WikiLens was a generalized collaborative recommender system that allowed its community to define item types (e.g. beer) and categories (e.g. microbrews, pale ales, stouts), and then rate and get recommendations for items.
It was taken offline in 2009 due to lack of system maintenance and support.
This data set was extracted in February 2008.
The BookCrossing (BX) dataset was collected by Cai-Nicolas Ziegler in a 4-week crawl (August / September 2004) from the Book-Crossing community with kind permission from Ron Hornbaker, CTO of Humankind Systems. It contains 278,858 users (anonymized but with demographic information) providing 1,149,780 ratings (explicit / implicit) about 271,379 books.
Ken Goldberg from UC Berkeley has also released a dataset from the Jester Joke Recommender System. This dataset contains 4.1 million continuous ratings (-10.00 to +10.00) of 100 jokes from 73,496 users.
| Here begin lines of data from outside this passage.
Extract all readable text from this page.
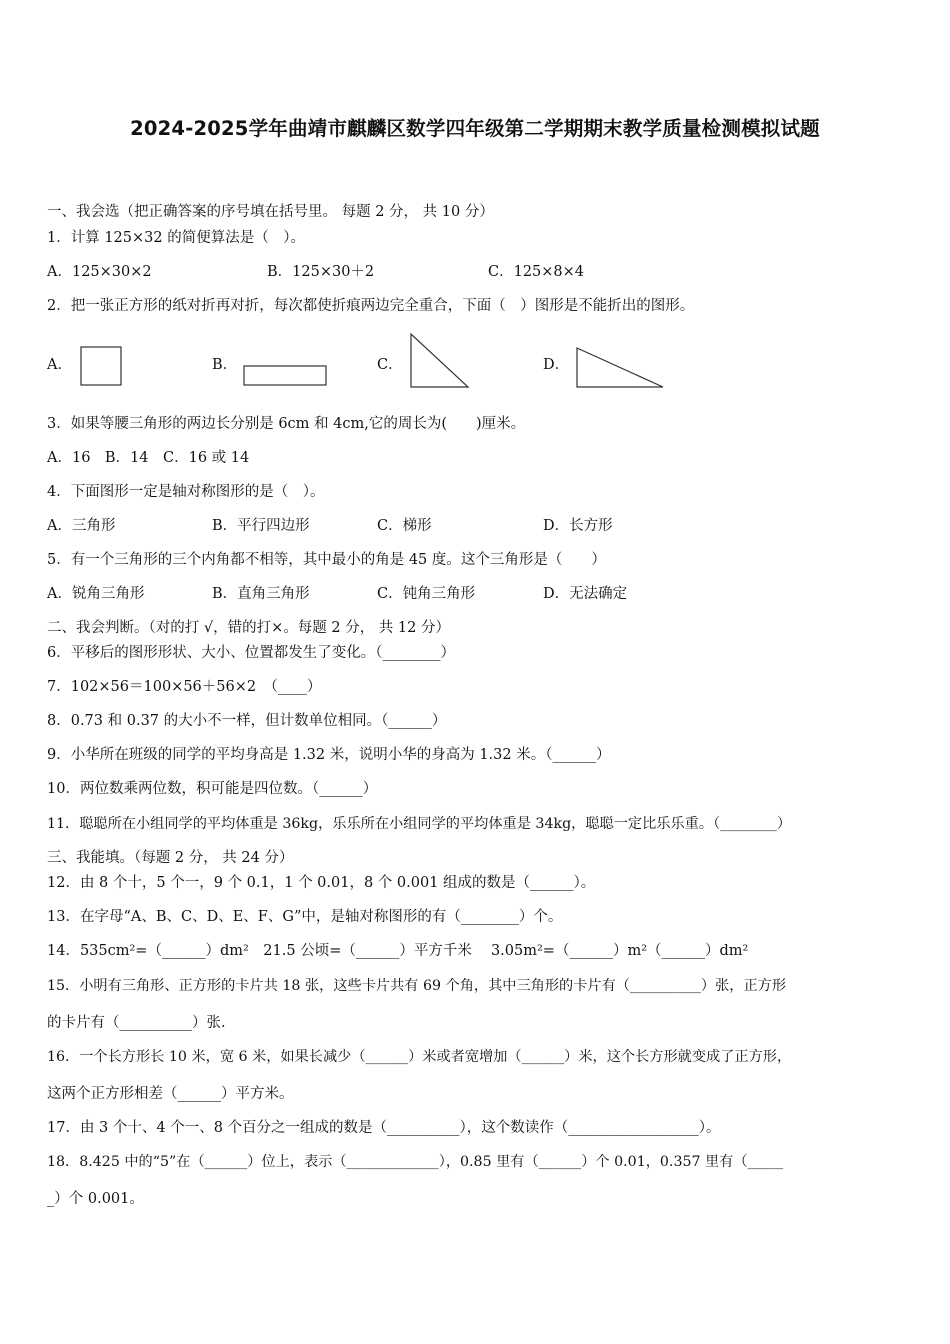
2024-2025学年曲靖市麒麟区数学四年级第二学期期末教学质量检测模拟试题
一、我会选（把正确答案的序号填在括号里。 每题 2 分， 共 10 分）
1．计算 125×32 的简便算法是（　）。
A．125×30×2	B．125×30＋2	C．125×8×4
2．把一张正方形的纸对折再对折，每次都使折痕两边完全重合，下面（　）图形是不能折出的图形。
A．	B．	C．	D．
3．如果等腰三角形的两边长分别是 6cm 和 4cm,它的周长为(　　)厘米。
A．16　B．14　C．16 或 14
4．下面图形一定是轴对称图形的是（　）。
A．三角形	B．平行四边形	C．梯形	D．长方形
5．有一个三角形的三个内角都不相等，其中最小的角是 45 度。这个三角形是（　　）
A．锐角三角形	B．直角三角形	C．钝角三角形	D．无法确定
二、我会判断。（对的打 √，错的打×。每题 2 分， 共 12 分）
6．平移后的图形形状、大小、位置都发生了变化。（________）
7．102×56＝100×56＋56×2　（____）
8．0.73 和 0.37 的大小不一样，但计数单位相同。（______）
9．小华所在班级的同学的平均身高是 1.32 米，说明小华的身高为 1.32 米。（______）
10．两位数乘两位数，积可能是四位数。（______）
11．聪聪所在小组同学的平均体重是 36kg，乐乐所在小组同学的平均体重是 34kg，聪聪一定比乐乐重。（________）
三、我能填。（每题 2 分， 共 24 分）
12．由 8 个十，5 个一，9 个 0.1，1 个 0.01，8 个 0.001 组成的数是（______）。
13．在字母“A、B、C、D、E、F、G”中，是轴对称图形的有（________）个。
14．535cm²=（______）dm²　21.5 公顷=（______）平方千米　 3.05m²=（______）m²（______）dm²
15．小明有三角形、正方形的卡片共 18 张，这些卡片共有 69 个角，其中三角形的卡片有（__________）张，正方形
的卡片有（__________）张.
16．一个长方形长 10 米，宽 6 米，如果长减少（______）米或者宽增加（______）米，这个长方形就变成了正方形，
这两个正方形相差（______）平方米。
17．由 3 个十、4 个一、8 个百分之一组成的数是（__________），这个数读作（__________________）。
18．8.425 中的“5”在（______）位上，表示（_____________），0.85 里有（______）个 0.01，0.357 里有（_____
_）个 0.001。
HP/Compaq Research (formerly DEC Research) ran the EachMovie movie recommender. When EachMovie was shutdown, the dataset was available to the public for use in research. MovieLens was originally based on this dataset. It contains 2,811,983 ratings entered by 72,916 for 1628 different movies, and it has been used in numerous CF publications. As of October, 2004, HP retired the EachMovie dataset. It is no longer available for download.